While I'm talking about cool things other people have done to make transit information more accessible, see this map of all ORCA card retail and customer service locations. It's as up-to-date as the regional ORCA website (which is to say a little behind). For a current list of outlets in Snohomish County - without maps - see our web page.

Thursday, September 9, 2010

Transit is Popular at Seattle Premium Outlets

Even though I live just across I-5 from the Seattle Premium Outlets, I’m not much of a shopper so I don’t go there very much. However, we did make a foray across the freeway on Labor Day afternoon.

Wow! The parking lot was so full, cars were parked in the aisles and it felt like Christmas-time, driving slowly to follow people with bags who might be pulling out of a real parking spot soon.

I started to understand why the Seattle Premium Outlets website does such a good job promoting public transportation, and why their link to the Community Transit site is so popular - we got 521 hits from them last month - the most of any non-transit website. I’m sure most of the web traffic is from out of town visitors trying to get around without a car. But I see now that smart locals might also leave their cars at home.

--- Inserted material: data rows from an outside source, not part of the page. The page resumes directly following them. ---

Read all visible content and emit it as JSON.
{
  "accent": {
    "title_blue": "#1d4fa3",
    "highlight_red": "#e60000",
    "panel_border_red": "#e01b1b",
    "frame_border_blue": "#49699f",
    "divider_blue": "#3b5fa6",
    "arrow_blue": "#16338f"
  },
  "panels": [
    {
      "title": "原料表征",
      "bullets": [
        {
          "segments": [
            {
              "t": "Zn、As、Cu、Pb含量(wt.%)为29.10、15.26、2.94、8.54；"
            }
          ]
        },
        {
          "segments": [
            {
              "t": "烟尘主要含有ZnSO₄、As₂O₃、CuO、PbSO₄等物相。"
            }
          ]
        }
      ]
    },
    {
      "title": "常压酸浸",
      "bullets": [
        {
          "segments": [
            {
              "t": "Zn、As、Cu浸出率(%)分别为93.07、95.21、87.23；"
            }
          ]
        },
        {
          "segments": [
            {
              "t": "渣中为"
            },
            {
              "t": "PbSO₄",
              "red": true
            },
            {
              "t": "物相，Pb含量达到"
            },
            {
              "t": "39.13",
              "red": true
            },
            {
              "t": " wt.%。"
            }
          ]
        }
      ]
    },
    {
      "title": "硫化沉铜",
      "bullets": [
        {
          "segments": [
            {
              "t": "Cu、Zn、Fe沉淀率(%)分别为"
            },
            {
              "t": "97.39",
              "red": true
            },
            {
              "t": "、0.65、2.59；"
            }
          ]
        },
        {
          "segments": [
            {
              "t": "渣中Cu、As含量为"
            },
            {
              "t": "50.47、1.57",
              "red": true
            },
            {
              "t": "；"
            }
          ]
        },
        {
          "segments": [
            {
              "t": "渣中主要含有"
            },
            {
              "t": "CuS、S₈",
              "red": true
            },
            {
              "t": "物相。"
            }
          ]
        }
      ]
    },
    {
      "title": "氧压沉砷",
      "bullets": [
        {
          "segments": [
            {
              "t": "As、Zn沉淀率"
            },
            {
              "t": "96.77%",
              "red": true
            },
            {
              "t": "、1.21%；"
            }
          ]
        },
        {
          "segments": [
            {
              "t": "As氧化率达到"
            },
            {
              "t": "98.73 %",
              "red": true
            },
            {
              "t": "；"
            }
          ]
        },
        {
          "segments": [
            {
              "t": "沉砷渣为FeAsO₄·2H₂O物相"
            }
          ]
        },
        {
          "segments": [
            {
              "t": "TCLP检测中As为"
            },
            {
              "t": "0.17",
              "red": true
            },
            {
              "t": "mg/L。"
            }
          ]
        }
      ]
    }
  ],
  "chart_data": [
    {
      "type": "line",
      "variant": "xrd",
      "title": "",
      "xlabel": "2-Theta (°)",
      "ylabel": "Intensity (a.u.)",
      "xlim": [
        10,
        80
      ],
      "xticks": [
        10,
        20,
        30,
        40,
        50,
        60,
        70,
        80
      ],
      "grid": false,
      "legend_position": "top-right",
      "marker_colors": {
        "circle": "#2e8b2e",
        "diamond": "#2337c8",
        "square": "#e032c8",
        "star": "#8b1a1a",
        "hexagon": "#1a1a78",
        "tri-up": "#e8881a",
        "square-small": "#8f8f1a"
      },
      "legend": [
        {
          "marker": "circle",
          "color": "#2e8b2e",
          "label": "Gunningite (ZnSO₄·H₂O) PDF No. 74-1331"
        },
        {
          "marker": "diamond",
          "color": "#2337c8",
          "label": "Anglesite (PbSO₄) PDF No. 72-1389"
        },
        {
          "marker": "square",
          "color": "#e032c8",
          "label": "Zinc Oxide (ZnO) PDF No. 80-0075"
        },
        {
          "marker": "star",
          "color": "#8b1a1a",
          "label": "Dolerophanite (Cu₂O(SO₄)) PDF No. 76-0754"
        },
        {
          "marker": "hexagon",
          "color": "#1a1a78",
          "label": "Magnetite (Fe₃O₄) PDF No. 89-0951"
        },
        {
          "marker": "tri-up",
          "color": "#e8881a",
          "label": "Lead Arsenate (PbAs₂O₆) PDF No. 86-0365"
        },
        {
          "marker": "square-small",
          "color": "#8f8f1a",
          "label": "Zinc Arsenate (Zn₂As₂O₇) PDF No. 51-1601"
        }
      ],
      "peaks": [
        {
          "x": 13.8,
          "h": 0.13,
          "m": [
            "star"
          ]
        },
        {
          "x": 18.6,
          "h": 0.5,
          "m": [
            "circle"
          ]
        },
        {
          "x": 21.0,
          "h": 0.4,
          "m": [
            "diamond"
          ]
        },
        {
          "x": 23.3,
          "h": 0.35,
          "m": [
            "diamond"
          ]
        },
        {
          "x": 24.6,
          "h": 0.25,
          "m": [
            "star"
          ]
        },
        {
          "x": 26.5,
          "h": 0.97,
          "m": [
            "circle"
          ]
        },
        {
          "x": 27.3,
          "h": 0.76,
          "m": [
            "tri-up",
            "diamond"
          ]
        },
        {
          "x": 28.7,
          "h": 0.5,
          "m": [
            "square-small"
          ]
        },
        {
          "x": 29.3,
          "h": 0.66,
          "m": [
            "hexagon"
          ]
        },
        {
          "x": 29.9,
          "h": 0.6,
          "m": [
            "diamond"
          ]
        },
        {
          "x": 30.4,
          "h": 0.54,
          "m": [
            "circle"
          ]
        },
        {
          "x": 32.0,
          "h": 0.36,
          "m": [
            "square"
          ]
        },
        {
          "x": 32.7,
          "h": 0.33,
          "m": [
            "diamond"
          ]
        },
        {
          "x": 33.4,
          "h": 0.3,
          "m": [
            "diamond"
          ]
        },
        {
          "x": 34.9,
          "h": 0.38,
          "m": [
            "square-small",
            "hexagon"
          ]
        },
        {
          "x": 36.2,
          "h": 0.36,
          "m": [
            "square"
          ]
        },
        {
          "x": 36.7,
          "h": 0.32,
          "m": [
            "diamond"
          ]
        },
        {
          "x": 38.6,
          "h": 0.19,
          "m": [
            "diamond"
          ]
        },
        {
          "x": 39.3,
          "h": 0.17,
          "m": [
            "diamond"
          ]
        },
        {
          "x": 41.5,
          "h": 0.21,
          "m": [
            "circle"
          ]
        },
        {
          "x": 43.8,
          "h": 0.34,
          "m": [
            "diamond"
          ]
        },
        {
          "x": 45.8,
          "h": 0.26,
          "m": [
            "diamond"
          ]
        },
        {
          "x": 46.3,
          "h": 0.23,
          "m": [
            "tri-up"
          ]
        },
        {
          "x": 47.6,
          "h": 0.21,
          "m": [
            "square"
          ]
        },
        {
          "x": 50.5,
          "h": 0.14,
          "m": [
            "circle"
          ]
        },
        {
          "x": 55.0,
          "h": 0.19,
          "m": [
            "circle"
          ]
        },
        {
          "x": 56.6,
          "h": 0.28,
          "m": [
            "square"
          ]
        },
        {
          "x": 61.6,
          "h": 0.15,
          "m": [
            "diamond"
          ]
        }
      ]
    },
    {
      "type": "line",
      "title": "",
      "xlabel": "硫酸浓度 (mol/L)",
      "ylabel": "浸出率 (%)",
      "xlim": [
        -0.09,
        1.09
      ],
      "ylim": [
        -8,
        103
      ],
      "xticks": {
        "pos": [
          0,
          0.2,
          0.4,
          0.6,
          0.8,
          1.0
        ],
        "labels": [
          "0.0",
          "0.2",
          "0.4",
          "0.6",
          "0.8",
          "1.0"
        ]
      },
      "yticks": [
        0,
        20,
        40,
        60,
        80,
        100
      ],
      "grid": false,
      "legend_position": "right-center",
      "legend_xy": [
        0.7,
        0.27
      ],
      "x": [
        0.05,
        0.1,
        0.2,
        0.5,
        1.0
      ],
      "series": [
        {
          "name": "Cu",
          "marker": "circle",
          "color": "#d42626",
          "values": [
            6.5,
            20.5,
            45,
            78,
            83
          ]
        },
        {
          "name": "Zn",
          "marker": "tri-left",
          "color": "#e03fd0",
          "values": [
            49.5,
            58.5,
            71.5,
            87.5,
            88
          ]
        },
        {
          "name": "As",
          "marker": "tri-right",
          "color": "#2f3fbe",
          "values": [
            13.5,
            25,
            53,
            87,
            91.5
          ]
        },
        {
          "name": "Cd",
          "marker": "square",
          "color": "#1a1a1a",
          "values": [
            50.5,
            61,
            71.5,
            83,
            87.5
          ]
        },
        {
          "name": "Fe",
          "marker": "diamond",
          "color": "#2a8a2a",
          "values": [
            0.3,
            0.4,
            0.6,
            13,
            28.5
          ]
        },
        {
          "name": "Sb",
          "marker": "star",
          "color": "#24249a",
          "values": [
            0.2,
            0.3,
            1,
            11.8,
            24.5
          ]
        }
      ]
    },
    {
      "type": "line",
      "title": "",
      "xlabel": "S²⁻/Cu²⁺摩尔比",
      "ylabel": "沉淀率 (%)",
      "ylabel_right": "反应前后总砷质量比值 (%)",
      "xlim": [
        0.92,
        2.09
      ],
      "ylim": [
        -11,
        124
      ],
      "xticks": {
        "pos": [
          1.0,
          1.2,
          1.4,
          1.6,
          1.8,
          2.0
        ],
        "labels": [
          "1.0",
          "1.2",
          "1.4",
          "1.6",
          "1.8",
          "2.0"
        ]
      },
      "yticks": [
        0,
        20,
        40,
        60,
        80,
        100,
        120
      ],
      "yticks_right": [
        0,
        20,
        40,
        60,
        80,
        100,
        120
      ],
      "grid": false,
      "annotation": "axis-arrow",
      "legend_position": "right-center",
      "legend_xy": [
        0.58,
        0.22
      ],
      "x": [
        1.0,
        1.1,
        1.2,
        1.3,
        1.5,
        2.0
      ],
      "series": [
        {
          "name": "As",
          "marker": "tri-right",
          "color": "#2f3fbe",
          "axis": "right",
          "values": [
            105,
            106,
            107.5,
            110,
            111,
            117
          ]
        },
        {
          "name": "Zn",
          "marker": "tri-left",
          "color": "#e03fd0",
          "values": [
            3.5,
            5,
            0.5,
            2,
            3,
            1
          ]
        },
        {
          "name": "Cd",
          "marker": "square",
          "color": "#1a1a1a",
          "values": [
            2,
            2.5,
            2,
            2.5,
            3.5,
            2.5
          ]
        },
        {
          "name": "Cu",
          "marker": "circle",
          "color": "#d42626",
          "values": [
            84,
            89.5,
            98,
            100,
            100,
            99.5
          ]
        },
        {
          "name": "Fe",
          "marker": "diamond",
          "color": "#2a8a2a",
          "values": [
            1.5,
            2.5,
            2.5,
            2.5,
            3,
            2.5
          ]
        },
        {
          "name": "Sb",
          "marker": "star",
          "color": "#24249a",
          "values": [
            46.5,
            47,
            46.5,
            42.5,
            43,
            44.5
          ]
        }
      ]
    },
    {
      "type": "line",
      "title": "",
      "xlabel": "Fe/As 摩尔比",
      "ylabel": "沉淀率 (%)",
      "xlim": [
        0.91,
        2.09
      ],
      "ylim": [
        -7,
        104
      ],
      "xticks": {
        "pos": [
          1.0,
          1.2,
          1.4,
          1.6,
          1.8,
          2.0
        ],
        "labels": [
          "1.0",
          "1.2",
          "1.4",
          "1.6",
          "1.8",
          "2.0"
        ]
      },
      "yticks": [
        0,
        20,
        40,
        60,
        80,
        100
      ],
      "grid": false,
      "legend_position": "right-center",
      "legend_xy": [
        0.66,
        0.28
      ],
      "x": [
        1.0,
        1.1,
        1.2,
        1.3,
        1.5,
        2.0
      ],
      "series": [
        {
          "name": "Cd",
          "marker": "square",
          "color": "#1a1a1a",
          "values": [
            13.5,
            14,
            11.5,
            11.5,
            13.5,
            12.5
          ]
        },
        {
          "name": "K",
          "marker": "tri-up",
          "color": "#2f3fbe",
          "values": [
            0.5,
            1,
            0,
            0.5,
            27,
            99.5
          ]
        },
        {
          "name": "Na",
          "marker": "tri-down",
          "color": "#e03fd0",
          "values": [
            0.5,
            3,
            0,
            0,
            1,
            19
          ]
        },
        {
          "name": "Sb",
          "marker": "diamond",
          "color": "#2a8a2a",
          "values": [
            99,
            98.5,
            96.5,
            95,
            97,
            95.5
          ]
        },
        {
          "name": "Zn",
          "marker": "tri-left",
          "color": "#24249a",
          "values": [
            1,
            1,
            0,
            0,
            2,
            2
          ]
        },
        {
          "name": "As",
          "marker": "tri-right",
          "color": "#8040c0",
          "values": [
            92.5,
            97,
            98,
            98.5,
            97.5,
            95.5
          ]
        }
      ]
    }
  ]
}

In June I met a woman from Hong Kong heading to the outlets from Seattle. Although it takes three buses to get to Tulalip from Seattle, she was happy enough with the service. She just wished she’d bought an ORCA card before she started her trip (the free transfers would have saved her $7 on the roundtrip, which more than covers the $5 fee to buy the card).

I wish every business and destination did as good a job promoting transit options as Seattle Premium Outlets. Let the places you go know that their online “directions” should do more than tell people how to drive and park there.

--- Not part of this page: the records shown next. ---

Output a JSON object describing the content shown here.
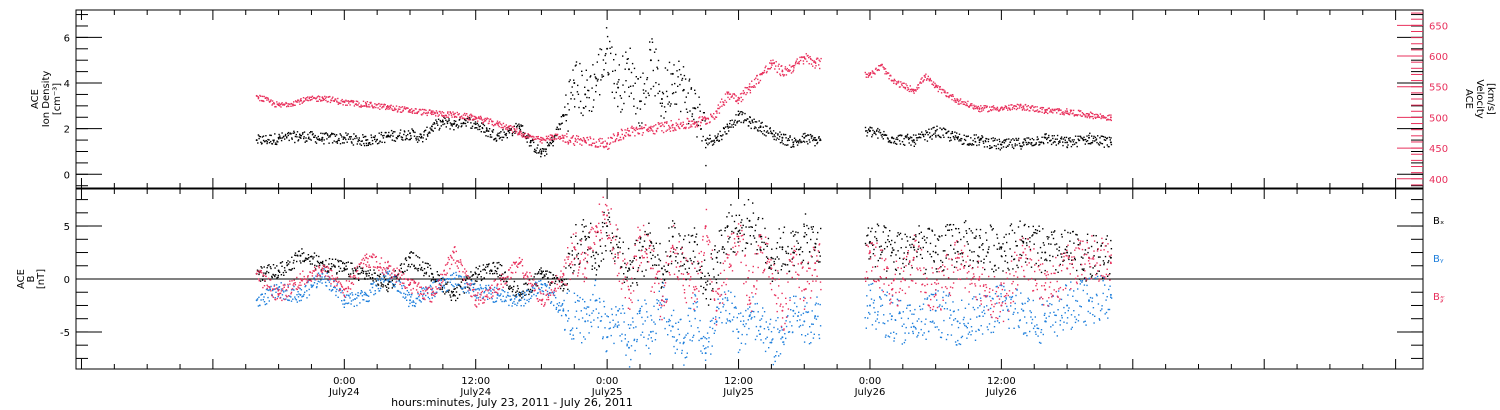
{
  "chart_data": [
    {
      "type": "scatter",
      "panel": "top",
      "ylabel": [
        "ACE",
        "Ion Density",
        "[cm⁻³]"
      ],
      "ylabel_right": [
        "ACE",
        "Velocity",
        "[km/s]"
      ],
      "ylim": [
        -0.6,
        7.2
      ],
      "ylim_right": [
        385,
        675
      ],
      "yticks": [
        0,
        2,
        4,
        6
      ],
      "yticks_right": [
        400,
        450,
        500,
        550,
        600,
        650
      ],
      "series": [
        {
          "axis": "left",
          "color": "#000000",
          "points": [
            [
              -8,
              1.5
            ],
            [
              -6,
              1.6
            ],
            [
              -4,
              1.7
            ],
            [
              -2,
              1.6
            ],
            [
              0,
              1.6
            ],
            [
              2,
              1.5
            ],
            [
              4,
              1.7
            ],
            [
              6,
              1.8
            ],
            [
              7,
              1.6
            ],
            [
              8,
              2.1
            ],
            [
              9,
              2.3
            ],
            [
              10,
              2.2
            ],
            [
              11,
              2.4
            ],
            [
              12,
              2.2
            ],
            [
              13,
              1.9
            ],
            [
              14,
              1.7
            ],
            [
              15,
              1.9
            ],
            [
              16,
              2.1
            ],
            [
              17,
              1.4
            ],
            [
              18,
              0.9
            ],
            [
              19,
              1.5
            ],
            [
              20,
              2.6
            ],
            [
              21,
              4.0
            ],
            [
              22,
              3.5
            ],
            [
              23,
              4.2
            ],
            [
              24,
              5.5
            ],
            [
              25,
              3.8
            ],
            [
              26,
              4.6
            ],
            [
              27,
              3.2
            ],
            [
              28,
              5.0
            ],
            [
              29,
              3.3
            ],
            [
              30,
              4.4
            ],
            [
              31,
              3.7
            ],
            [
              32,
              2.9
            ],
            [
              33,
              1.5
            ],
            [
              34,
              1.6
            ],
            [
              35,
              2.1
            ],
            [
              36,
              2.6
            ],
            [
              37,
              2.3
            ],
            [
              38,
              2.1
            ],
            [
              39,
              1.8
            ],
            [
              40,
              1.6
            ],
            [
              41,
              1.4
            ],
            [
              42,
              1.6
            ],
            [
              43,
              1.5
            ],
            [
              48,
              1.9
            ],
            [
              50,
              1.6
            ],
            [
              52,
              1.5
            ],
            [
              54,
              1.9
            ],
            [
              56,
              1.6
            ],
            [
              58,
              1.5
            ],
            [
              60,
              1.3
            ],
            [
              62,
              1.4
            ],
            [
              64,
              1.6
            ],
            [
              66,
              1.4
            ],
            [
              68,
              1.6
            ],
            [
              70,
              1.4
            ]
          ]
        },
        {
          "axis": "right",
          "color": "#e8305c",
          "points": [
            [
              -8,
              535
            ],
            [
              -6,
              520
            ],
            [
              -4,
              528
            ],
            [
              -2,
              533
            ],
            [
              0,
              525
            ],
            [
              2,
              522
            ],
            [
              4,
              517
            ],
            [
              6,
              512
            ],
            [
              8,
              508
            ],
            [
              10,
              505
            ],
            [
              12,
              500
            ],
            [
              14,
              490
            ],
            [
              15,
              485
            ],
            [
              16,
              475
            ],
            [
              18,
              463
            ],
            [
              19,
              470
            ],
            [
              20,
              467
            ],
            [
              22,
              462
            ],
            [
              24,
              458
            ],
            [
              25,
              472
            ],
            [
              26,
              478
            ],
            [
              28,
              482
            ],
            [
              30,
              488
            ],
            [
              32,
              492
            ],
            [
              33,
              497
            ],
            [
              34,
              510
            ],
            [
              35,
              540
            ],
            [
              36,
              532
            ],
            [
              37,
              550
            ],
            [
              38,
              570
            ],
            [
              39,
              588
            ],
            [
              40,
              575
            ],
            [
              41,
              584
            ],
            [
              42,
              598
            ],
            [
              43,
              590
            ],
            [
              48,
              570
            ],
            [
              49,
              585
            ],
            [
              50,
              560
            ],
            [
              52,
              545
            ],
            [
              53,
              568
            ],
            [
              54,
              550
            ],
            [
              56,
              528
            ],
            [
              58,
              515
            ],
            [
              60,
              516
            ],
            [
              62,
              518
            ],
            [
              64,
              512
            ],
            [
              66,
              510
            ],
            [
              68,
              505
            ],
            [
              70,
              500
            ]
          ]
        }
      ]
    },
    {
      "type": "scatter",
      "panel": "bottom",
      "ylabel": [
        "ACE",
        "B",
        "[nT]"
      ],
      "ylim": [
        -8.5,
        8.5
      ],
      "yticks": [
        -5,
        0,
        5
      ],
      "zero_line": true,
      "series": [
        {
          "name": "Bₓ",
          "color": "#000000",
          "points": [
            [
              -8,
              0.5
            ],
            [
              -6,
              0.8
            ],
            [
              -4,
              2.2
            ],
            [
              -2,
              1.5
            ],
            [
              0,
              1.0
            ],
            [
              2,
              0.5
            ],
            [
              4,
              -0.5
            ],
            [
              6,
              2.0
            ],
            [
              8,
              0.5
            ],
            [
              10,
              -1.5
            ],
            [
              12,
              0.5
            ],
            [
              14,
              1.0
            ],
            [
              16,
              -1.5
            ],
            [
              18,
              0.5
            ],
            [
              20,
              -0.5
            ],
            [
              21,
              3.0
            ],
            [
              22,
              4.0
            ],
            [
              23,
              2.5
            ],
            [
              24,
              5.0
            ],
            [
              25,
              3.0
            ],
            [
              26,
              1.0
            ],
            [
              27,
              2.0
            ],
            [
              28,
              3.5
            ],
            [
              29,
              1.0
            ],
            [
              30,
              4.0
            ],
            [
              31,
              2.0
            ],
            [
              32,
              3.5
            ],
            [
              33,
              -1.0
            ],
            [
              34,
              2.0
            ],
            [
              35,
              5.0
            ],
            [
              36,
              4.5
            ],
            [
              37,
              5.5
            ],
            [
              38,
              4.0
            ],
            [
              39,
              2.0
            ],
            [
              40,
              3.0
            ],
            [
              41,
              2.5
            ],
            [
              42,
              4.0
            ],
            [
              43,
              3.0
            ],
            [
              44,
              3.0
            ],
            [
              46,
              4.0
            ],
            [
              48,
              3.5
            ],
            [
              50,
              2.5
            ],
            [
              52,
              3.0
            ],
            [
              54,
              2.5
            ],
            [
              56,
              3.5
            ],
            [
              58,
              3.0
            ],
            [
              60,
              3.0
            ],
            [
              62,
              3.5
            ],
            [
              64,
              2.5
            ],
            [
              66,
              2.5
            ],
            [
              68,
              2.0
            ],
            [
              70,
              2.0
            ]
          ]
        },
        {
          "name": "Bᵧ",
          "color": "#1e7fdc",
          "points": [
            [
              -8,
              -2.0
            ],
            [
              -6,
              -1.0
            ],
            [
              -4,
              -1.5
            ],
            [
              -2,
              0.5
            ],
            [
              0,
              -2.0
            ],
            [
              2,
              -1.5
            ],
            [
              4,
              0.5
            ],
            [
              6,
              -2.0
            ],
            [
              8,
              -1.0
            ],
            [
              10,
              0.0
            ],
            [
              12,
              -1.0
            ],
            [
              14,
              -1.5
            ],
            [
              16,
              -2.0
            ],
            [
              18,
              -0.5
            ],
            [
              20,
              -3.0
            ],
            [
              22,
              -4.0
            ],
            [
              23,
              -2.0
            ],
            [
              24,
              -5.5
            ],
            [
              25,
              -3.0
            ],
            [
              26,
              -6.5
            ],
            [
              27,
              -3.0
            ],
            [
              28,
              -5.0
            ],
            [
              29,
              -2.0
            ],
            [
              30,
              -4.5
            ],
            [
              31,
              -6.0
            ],
            [
              32,
              -3.0
            ],
            [
              33,
              -7.0
            ],
            [
              34,
              -4.0
            ],
            [
              35,
              -2.0
            ],
            [
              36,
              -5.0
            ],
            [
              37,
              -3.5
            ],
            [
              38,
              -4.5
            ],
            [
              39,
              -6.0
            ],
            [
              40,
              -5.5
            ],
            [
              41,
              -3.0
            ],
            [
              42,
              -4.0
            ],
            [
              43,
              -3.5
            ],
            [
              44,
              -3.0
            ],
            [
              46,
              -4.0
            ],
            [
              48,
              -2.5
            ],
            [
              50,
              -3.5
            ],
            [
              52,
              -4.5
            ],
            [
              54,
              -3.0
            ],
            [
              56,
              -4.0
            ],
            [
              58,
              -3.5
            ],
            [
              60,
              -2.5
            ],
            [
              62,
              -3.0
            ],
            [
              64,
              -4.0
            ],
            [
              66,
              -2.5
            ],
            [
              68,
              -2.0
            ],
            [
              70,
              -1.5
            ]
          ]
        },
        {
          "name": "B𝓏",
          "color": "#e8305c",
          "points": [
            [
              -8,
              0.5
            ],
            [
              -6,
              -1.5
            ],
            [
              -4,
              0.0
            ],
            [
              -2,
              1.0
            ],
            [
              0,
              -1.0
            ],
            [
              2,
              2.0
            ],
            [
              4,
              1.0
            ],
            [
              6,
              -0.5
            ],
            [
              8,
              -1.5
            ],
            [
              10,
              2.5
            ],
            [
              12,
              -2.0
            ],
            [
              14,
              -0.5
            ],
            [
              16,
              1.5
            ],
            [
              18,
              -2.0
            ],
            [
              20,
              0.5
            ],
            [
              21,
              3.0
            ],
            [
              22,
              1.0
            ],
            [
              23,
              5.0
            ],
            [
              24,
              6.0
            ],
            [
              25,
              2.0
            ],
            [
              26,
              -1.0
            ],
            [
              27,
              4.0
            ],
            [
              28,
              1.0
            ],
            [
              29,
              -2.0
            ],
            [
              30,
              3.0
            ],
            [
              31,
              0.0
            ],
            [
              32,
              -1.0
            ],
            [
              33,
              5.0
            ],
            [
              34,
              -3.0
            ],
            [
              35,
              2.0
            ],
            [
              36,
              4.0
            ],
            [
              37,
              -2.0
            ],
            [
              38,
              3.0
            ],
            [
              39,
              1.0
            ],
            [
              40,
              -3.0
            ],
            [
              41,
              2.0
            ],
            [
              42,
              -1.0
            ],
            [
              43,
              1.5
            ],
            [
              44,
              1.0
            ],
            [
              46,
              -2.0
            ],
            [
              48,
              2.5
            ],
            [
              50,
              -1.0
            ],
            [
              52,
              2.0
            ],
            [
              54,
              -1.5
            ],
            [
              56,
              2.0
            ],
            [
              58,
              0.0
            ],
            [
              60,
              -2.5
            ],
            [
              62,
              2.5
            ],
            [
              64,
              -1.0
            ],
            [
              66,
              1.0
            ],
            [
              68,
              2.0
            ],
            [
              70,
              1.5
            ]
          ]
        }
      ]
    }
  ],
  "x_axis": {
    "unit": "hours since 2011-07-24 00:00",
    "xlim": [
      -24.5,
      98.5
    ],
    "ticks": [
      {
        "x": 0,
        "time": "0:00",
        "day": "July24"
      },
      {
        "x": 12,
        "time": "12:00",
        "day": "July24"
      },
      {
        "x": 24,
        "time": "0:00",
        "day": "July25"
      },
      {
        "x": 36,
        "time": "12:00",
        "day": "July25"
      },
      {
        "x": 48,
        "time": "0:00",
        "day": "July26"
      },
      {
        "x": 60,
        "time": "12:00",
        "day": "July26"
      }
    ],
    "label": "hours:minutes, July 23, 2011 - July 26, 2011"
  },
  "data_gap": [
    43.5,
    47.5
  ],
  "legend": [
    "Bₓ",
    "Bᵧ",
    "B𝓏"
  ]
}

Tuesday, September 7, 2010

Community Transit CAN Support Food Banks

Staff from Volunteers of America and the Everett Food Bank stopped by the Community Transit board meeting last week to thank Community Transit employees for their commitment to helping others in hard times.

Every year Community Transit has an internal food drive in the summer time, when county food bank shelves are running low. This year’s drive raised the equivalent of 29,764.42 pounds of food – double what Volunteers of America had hoped for and more than last year’s drive at Community Transit.